Image via CrunchBase
I picked up my first iPad a couple of days ago. Even though I felt I knew what it was, what it could do, and how it was different from a regular Apple computer, I still needed to learn a few things.
For instance . . . when you first turn it on, you need to connect it to iTunes, just like you do with any type of Apple mobile or multimedia device, such as the iPhone and various iPods. I was thinking it would just turn on and start up. However, when you first turn it on, there is an image showing to connect it to iTunes, so that first step was pretty easy. And remember, you will NOT need an Apple computer to do this–any computer with iTunes installed on it will set up your new iPad for you. You can register it and of course, name it. On to more interesting stuff . . .
What did I do first? I checked out the App store, trying to find stuff to download. When you browse the App store, iPad applications show up at the top, separate from iPhone apps. It took me a couple of mistakes (downloading an iPhone app for instance) before I figured this out. I installed the free eBook app and looked a the free book installed (Winnie the Pooh.) Wow–the images are crystal-clear and beautiful. I could imagine children really enjoying reading a book in this format. Teachers could easily hook the book up to a projector and read it along with the children.

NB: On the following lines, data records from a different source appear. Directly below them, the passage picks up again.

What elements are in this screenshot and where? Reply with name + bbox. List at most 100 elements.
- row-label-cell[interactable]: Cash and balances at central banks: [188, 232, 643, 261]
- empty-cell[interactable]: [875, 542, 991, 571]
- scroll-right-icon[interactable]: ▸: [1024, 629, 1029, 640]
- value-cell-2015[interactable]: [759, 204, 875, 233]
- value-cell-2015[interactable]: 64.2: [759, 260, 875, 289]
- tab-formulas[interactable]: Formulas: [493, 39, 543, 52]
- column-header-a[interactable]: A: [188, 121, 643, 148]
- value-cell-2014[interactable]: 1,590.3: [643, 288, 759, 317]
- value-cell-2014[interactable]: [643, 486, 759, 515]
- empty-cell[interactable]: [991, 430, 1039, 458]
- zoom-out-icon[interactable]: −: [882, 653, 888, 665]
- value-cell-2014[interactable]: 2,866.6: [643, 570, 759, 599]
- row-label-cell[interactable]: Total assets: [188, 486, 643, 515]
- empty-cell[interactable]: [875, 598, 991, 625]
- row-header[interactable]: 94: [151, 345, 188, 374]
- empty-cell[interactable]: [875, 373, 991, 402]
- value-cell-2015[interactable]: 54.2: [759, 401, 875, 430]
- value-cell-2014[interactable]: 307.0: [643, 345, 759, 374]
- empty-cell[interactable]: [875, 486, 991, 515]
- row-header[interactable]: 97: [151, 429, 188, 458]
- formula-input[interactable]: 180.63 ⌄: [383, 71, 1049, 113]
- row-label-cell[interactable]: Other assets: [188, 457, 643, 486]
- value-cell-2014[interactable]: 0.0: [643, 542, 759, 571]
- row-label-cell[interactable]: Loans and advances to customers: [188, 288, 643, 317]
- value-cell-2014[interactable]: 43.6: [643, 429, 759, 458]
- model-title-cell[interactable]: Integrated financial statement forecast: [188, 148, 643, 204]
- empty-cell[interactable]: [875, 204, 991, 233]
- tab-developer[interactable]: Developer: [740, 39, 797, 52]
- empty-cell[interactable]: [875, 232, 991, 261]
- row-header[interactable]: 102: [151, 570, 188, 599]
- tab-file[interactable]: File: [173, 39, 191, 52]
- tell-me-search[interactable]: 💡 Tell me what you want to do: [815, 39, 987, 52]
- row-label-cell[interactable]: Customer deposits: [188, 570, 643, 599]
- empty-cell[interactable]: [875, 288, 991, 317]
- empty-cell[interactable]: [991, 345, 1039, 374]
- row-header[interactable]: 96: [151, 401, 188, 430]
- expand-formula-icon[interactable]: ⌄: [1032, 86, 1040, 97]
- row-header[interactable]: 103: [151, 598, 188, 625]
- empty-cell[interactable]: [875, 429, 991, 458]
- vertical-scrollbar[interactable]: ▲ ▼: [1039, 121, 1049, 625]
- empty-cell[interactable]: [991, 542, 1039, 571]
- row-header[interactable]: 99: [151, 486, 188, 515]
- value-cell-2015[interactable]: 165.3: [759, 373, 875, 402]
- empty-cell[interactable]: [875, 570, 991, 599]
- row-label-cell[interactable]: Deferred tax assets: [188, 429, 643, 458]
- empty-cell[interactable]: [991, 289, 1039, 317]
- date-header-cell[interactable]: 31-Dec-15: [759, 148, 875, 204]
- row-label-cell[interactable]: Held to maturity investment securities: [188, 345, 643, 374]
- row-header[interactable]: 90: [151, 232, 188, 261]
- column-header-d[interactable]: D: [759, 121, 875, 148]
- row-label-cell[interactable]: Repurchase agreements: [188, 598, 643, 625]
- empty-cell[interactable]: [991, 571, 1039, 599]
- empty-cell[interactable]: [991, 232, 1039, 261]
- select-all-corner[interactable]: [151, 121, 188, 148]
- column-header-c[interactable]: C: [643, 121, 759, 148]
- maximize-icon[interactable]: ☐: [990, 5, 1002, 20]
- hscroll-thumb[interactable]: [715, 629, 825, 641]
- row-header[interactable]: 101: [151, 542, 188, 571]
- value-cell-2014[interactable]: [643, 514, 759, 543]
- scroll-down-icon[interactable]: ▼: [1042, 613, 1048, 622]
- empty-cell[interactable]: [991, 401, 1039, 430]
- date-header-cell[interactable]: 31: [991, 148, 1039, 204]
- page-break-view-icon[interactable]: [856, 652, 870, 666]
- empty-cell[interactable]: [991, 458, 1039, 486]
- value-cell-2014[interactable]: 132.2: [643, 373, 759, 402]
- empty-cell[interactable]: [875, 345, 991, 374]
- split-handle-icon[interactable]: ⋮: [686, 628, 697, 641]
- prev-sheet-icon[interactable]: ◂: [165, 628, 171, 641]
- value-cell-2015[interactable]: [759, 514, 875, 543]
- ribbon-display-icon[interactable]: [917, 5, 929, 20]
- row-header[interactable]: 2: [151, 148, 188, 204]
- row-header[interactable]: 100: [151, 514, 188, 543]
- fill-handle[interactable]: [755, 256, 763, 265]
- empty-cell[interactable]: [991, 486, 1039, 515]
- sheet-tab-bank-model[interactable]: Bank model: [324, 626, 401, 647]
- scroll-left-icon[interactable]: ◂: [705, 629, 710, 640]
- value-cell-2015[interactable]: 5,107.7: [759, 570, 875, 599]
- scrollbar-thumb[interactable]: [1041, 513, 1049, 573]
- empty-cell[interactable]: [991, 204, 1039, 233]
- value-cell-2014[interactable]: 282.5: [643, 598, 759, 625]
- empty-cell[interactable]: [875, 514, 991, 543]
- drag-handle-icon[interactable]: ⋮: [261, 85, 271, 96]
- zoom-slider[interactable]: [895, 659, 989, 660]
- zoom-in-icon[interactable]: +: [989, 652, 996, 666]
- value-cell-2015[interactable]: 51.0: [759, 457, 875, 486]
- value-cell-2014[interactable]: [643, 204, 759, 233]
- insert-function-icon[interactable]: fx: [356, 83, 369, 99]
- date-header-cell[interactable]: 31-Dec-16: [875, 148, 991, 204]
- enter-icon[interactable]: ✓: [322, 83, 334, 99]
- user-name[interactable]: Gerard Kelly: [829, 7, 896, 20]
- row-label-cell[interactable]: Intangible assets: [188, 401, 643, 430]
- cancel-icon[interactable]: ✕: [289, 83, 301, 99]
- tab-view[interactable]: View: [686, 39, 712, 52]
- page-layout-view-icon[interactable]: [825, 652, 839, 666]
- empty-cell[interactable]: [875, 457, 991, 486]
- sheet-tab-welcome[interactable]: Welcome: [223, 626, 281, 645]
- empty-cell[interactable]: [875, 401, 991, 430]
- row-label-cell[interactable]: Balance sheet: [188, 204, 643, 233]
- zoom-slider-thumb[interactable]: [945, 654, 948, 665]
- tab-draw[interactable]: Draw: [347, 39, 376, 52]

The eBook program automatically remembers where you stopped reading, so the next time you open it, it’s right where you left off.
Next, I browsed the Internet, checking out how some of my favorite websites show up, such as the Cool Teachers (http://coolteachers.org) and my blog (http://itcboisestate.wordpress.com). So far, so good. The quality of the images is stunning and the ease of using the touch screen makes this device very user-friendly. I even found I could type pretty well using the built-in keyboard, especially when the device is turned horizontally.
Speaking of keyboards, I also purchased a regular keyboard for the unit, which hooks up easily using the Bluetooth connection. All you need to do is enter in a passkey once and the computer connects with the keyboard. I also ordered the charging dock/stand, which makes the iPad sit upright, enabling a very easy use of the keyboard with it. However, I need to get a stand that will also enable it to stand horizontally. I think you need to disable the Bluetooth in order to use the built-in keyboard, but I’ve not played with it enough to be sure about this.
The iPad is lightweight, the battery lasts for a solid 10 hours, it stays cool to the touch (something that the MacBook Pro does not do), and of course boots up immediately, since it’s a solid-state drive. You can have it with you almost as much as you have your mobile device, slip it in your purse or briefcase, and then use it wherever there is a wireless Internet connection. (And, of course, the 3G model is coming out soon, so you will have more flexibility in accessing the Internet then.) It’s not a phone, but it can enable much more reading and writing than a mobile device due to the size of the screen. Remember, it is not going to be as robust or useful as your computer, but it sure can do a lot for such a portable device.
This blog post is titled “Pros and Cons,” so what are the cons? There aren’t many. I would like to have a camera feature, but I hear that is coming. The only other con I have right now is not due to Apple, but myself–fingerprints on the screen. Yeah, you need to keep a cleaning cloth with you if you don’t like seeing fingerprints.
I like having the iPad with me, so I can use it whenever I need it. When you have it and it’s handy, you will use it.